Curcuma australasica, the native turmeric, wild turmeric, or Cape York lily, is a rhizomatous herbaceous perennial plant of the Zingiberaceae or ginger family.

==Nomenclature==
Curcuma - from the Sanskrit name for turmeric, kuṅkuma.
australasica - for Australian.

==Description==
Curcuma australasica is the only Australian native of the 100 or more species of Curcuma found world-wide. It occurs on Cape York Peninsula in Queensland, a few areas in the Northern Territory and in Papua New Guinea. It is typically found growing in moist pockets in sandstone areas, and in wet woodland and forest areas. It grows well in containers where it is often cultivated for its very beautiful, long-lasting flower. C. australasica can be propagated by division, and prefers to be well-watered in summer and allowed to dry in winter, in correspondence with Monsoonal patterns.

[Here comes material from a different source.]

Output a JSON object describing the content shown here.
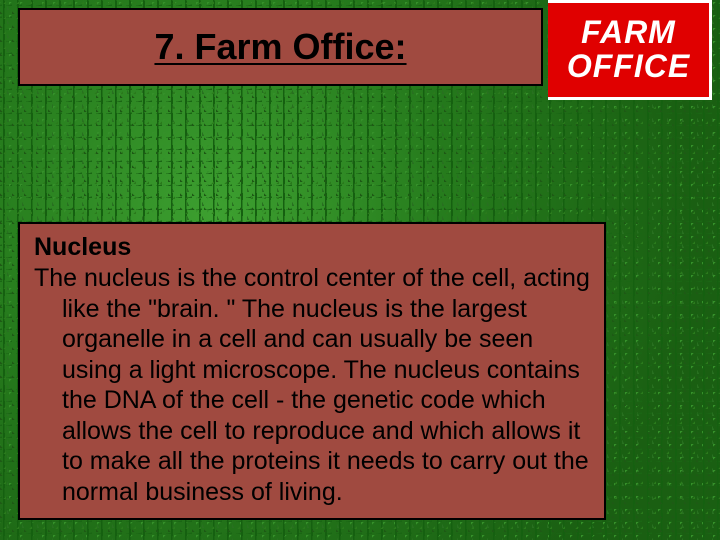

It is grown for its flowers in Zimbabwe, and a cultivated variety called "Aussie Plume" is grown in the US which can grow up to 6 ft (almost 2 metres) tall.

The native form is usually less than 500 mm tall, with long green leaves (140-450 x 60–190 mm), pleated. Flowers 15–20 mm, November to March in Queensland, normally yellow on a spike with pink, red, mauve or green bracts. Occasionally a white form is found in the wild - see accompanying photograph.

The Aboriginal Gugu Yimithirr language name is kumbigi. Aboriginal people in the Cape York Peninsula area traditionally roasted and ate the rhizomes of this plant.

IUCN Red List status: not evaluated, but very common and widespread in Queensland.